If you use single keys, you just have to change the foreign key of Table, without inserting or deleting new records.
Cheers.
Say I have the following table:
TABLE: product
============================================================
| product_id | name | invoice_price | msrp |
------------------------------------------------------------
| 1 | Widget 1 | 10.00 | 15.00 |
------------------------------------------------------------
| 2 | Widget 2 | 8.00 | 12.00 |
------------------------------------------------------------
In this model, product_id is the PK and is referenced by a number of other tables.
I have a requirement that each row be unique. In the example about, a row is defined to be the name, invoice_price, and msrp columns. (Different tables may have varying definitions of which columns define a "row".)
QUESTIONS:
In the example above, should I make name, invoice_price, and msrp a composite key to guarantee uniqueness of each row?
If the answer to #1 is "yes", this would mean that the current PK, product_id, would not be defined as a key; rather, it would be just an auto-incrementing column. Would that be enough for other tables to use to create relationships to specific rows in the product table?
Note that in some cases, the table may have 10 or more columns that need to be unique. That'll be a lot of columns defining a composite key! Is that a bad thing?
I'm trying to decide if I should try to enforce such uniqueness in the database tier or the application tier. I feel I should do this in the database level, but I am concerned that there may be unintended side effects of using a non-key as a FK or having so many columns define a composite key.
When you have a lot of columns that you need to create a unique key across, create your own "key" using the data from the columns as the source. This would mean creating the key in the application layer, but the database would "enforce" the uniqueness. A simple method would be to use the md5 hash of all the sets of data for the record as your unique key. Then you just have a single piece of data you need to use in relations.
md5 is not guaranteed to be unique, but it may be good enough for your needs.
First off, your intuition to do it in the DB layer is correct if you can do it easily. This means even if your application logic changes, your DB constraints are still valid, lowering the chance of bugs.

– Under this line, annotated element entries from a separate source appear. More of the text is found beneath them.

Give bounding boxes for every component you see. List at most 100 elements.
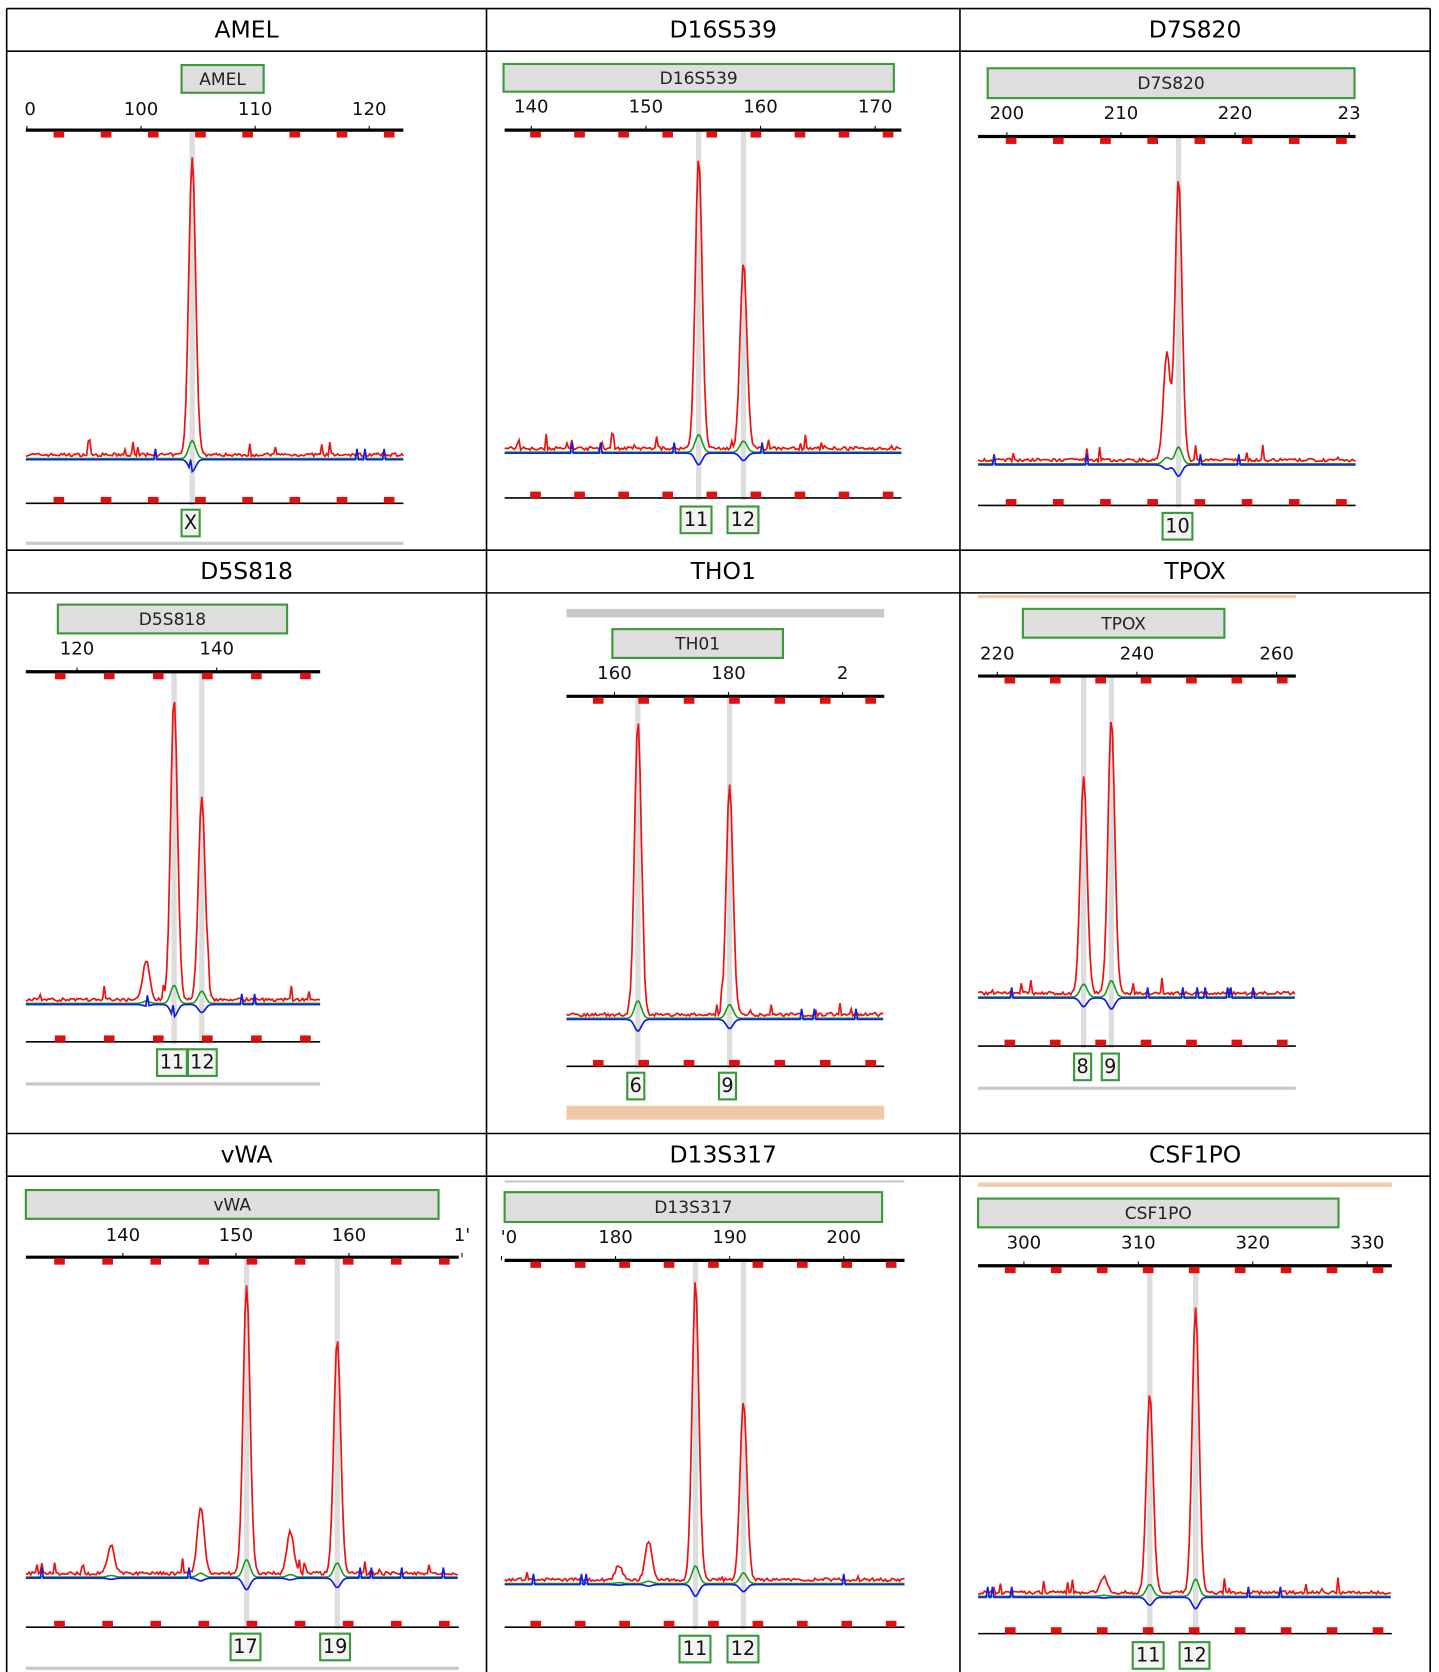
bin-marker (53, 131, 65, 138)
bin-marker (336, 496, 348, 504)
x-tick-label: 120 (60, 638, 95, 659)
column-header: CSF1PO (1149, 1140, 1241, 1168)
bin-marker (1147, 137, 1159, 144)
bin-marker (147, 496, 159, 504)
x-tick-label: 200 (990, 103, 1025, 124)
bin-marker (662, 131, 674, 138)
marker-label: D5S818 (139, 610, 206, 630)
marker-box (1021, 607, 1226, 639)
bin-marker (1049, 677, 1061, 684)
bin-marker (1234, 1266, 1246, 1274)
bin-marker (1186, 677, 1197, 684)
bin-marker (1336, 137, 1347, 144)
bin-marker (1241, 499, 1253, 506)
bin-marker (246, 1258, 258, 1265)
bin-marker (619, 1261, 630, 1268)
bin-marker (1372, 1627, 1384, 1634)
red-trace (978, 1307, 1391, 1597)
allele-label: 12 (731, 508, 755, 531)
x-tick-label: 300 (1007, 1232, 1042, 1253)
bin-marker (882, 491, 894, 498)
bin-marker (1142, 1266, 1154, 1274)
bin-marker (752, 1261, 764, 1268)
column-header: D7S820 (1149, 15, 1242, 43)
allele-label: 17 (233, 1635, 257, 1658)
bin-marker (1231, 677, 1243, 684)
top-bar (978, 595, 1296, 599)
bin-marker (1186, 1039, 1197, 1047)
bin-marker (103, 672, 115, 680)
bin-marker (242, 496, 253, 504)
marker-label: TPOX (1100, 614, 1146, 634)
bin-marker (342, 1620, 354, 1628)
bin-marker (592, 1059, 604, 1067)
bin-marker (195, 131, 206, 138)
bin-marker (662, 491, 674, 498)
bin-marker (530, 131, 541, 138)
bin-marker (1005, 137, 1017, 144)
allele-label: 11 (684, 508, 708, 531)
allele-box (1072, 1052, 1093, 1082)
x-tick-label: 160 (332, 1225, 367, 1246)
bin-marker (100, 496, 112, 504)
allele-box (180, 508, 201, 538)
bin-marker (246, 1620, 258, 1628)
column-header: AMEL (215, 15, 279, 43)
bin-marker (294, 1258, 306, 1265)
red-trace (566, 723, 884, 1018)
bin-marker (618, 131, 629, 138)
bin-marker (198, 1620, 210, 1628)
bin-marker (530, 1261, 542, 1268)
bin-marker (1049, 1039, 1061, 1047)
bin-marker (1095, 677, 1106, 684)
electropherogram: TH01 160 180 2 6 9 (566, 608, 885, 1120)
x-tick-label: 190 (712, 1227, 747, 1248)
bin-marker (251, 1035, 262, 1042)
bin-marker (336, 131, 348, 138)
allele-box (1131, 1641, 1165, 1670)
bin-marker (865, 1059, 876, 1067)
bin-marker (1100, 137, 1111, 144)
blue-trace (25, 448, 404, 474)
bin-marker (574, 1620, 586, 1628)
bin-marker (708, 1620, 719, 1628)
x-tick-label: 220 (1218, 103, 1253, 124)
top-bar (978, 1182, 1392, 1187)
x-tick-label: 150 (219, 1225, 254, 1246)
column-header: D5S818 (200, 557, 293, 585)
bin-marker (838, 491, 850, 498)
x-tick-label: 150 (629, 97, 664, 118)
bin-marker (1326, 1627, 1338, 1634)
bin-marker (638, 697, 649, 704)
blue-trace (25, 1567, 458, 1591)
x-tick-label: 140 (199, 638, 234, 659)
bin-marker (592, 697, 604, 704)
bottom-bar (566, 1105, 885, 1120)
bin-marker (1050, 1627, 1062, 1634)
marker-box (502, 62, 895, 93)
electropherogram: AMEL 0 100 110 120 X (24, 63, 404, 545)
top-bar (566, 608, 885, 618)
bin-marker (1004, 1266, 1016, 1274)
marker-label: AMEL (199, 70, 246, 90)
bin-marker (54, 1620, 65, 1628)
x-tick-label: 23 (1338, 103, 1361, 124)
blue-trace (978, 454, 1356, 478)
bin-marker (1288, 137, 1300, 144)
allele-label: 10 (1165, 514, 1189, 537)
electropherogram: vWA 140 150 160 1' 17 19 (24, 1188, 470, 1670)
bin-marker (100, 131, 112, 138)
electropherogram: TPOX 220 240 260 8 9 (978, 595, 1296, 1090)
bin-marker (202, 1035, 213, 1042)
bin-marker (103, 1035, 115, 1042)
bin-marker (708, 1261, 719, 1268)
bin-marker (1096, 1627, 1108, 1634)
bin-marker (1280, 1266, 1292, 1274)
bin-marker (242, 131, 253, 138)
column-header: D13S317 (669, 1140, 776, 1168)
bin-marker (574, 1261, 586, 1268)
column-header: vWA (221, 1140, 273, 1168)
marker-label: CSF1PO (1125, 1204, 1192, 1224)
x-tick-label: 210 (1104, 103, 1139, 124)
green-trace (978, 979, 1295, 998)
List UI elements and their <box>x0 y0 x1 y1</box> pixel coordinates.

But, are you sure you want uniqueness on that? I could easily see the same widget having different prices, say for sale items or what not.
I would recommend against enforcing uniqueness unless there's a real reason to.
You might have something like this (obvoiusly, don't use * in production code)
# get the lowest price for an item that's currently active
select *
from product p
where p.name = "widget 1" # a non-primary index on product.name would be advised
and p.active
order-by sale_price ascending
limit 1
You can define composite primary keys and also unique indexes. As long as your requirement is met, defining composite unique keys is not a bad design. Clearly, the more columns you add, the slower the process of updating the keys and searching the keys, but if the business requirement needs this, I don't think it is a negative as they have very optimized routines to do these.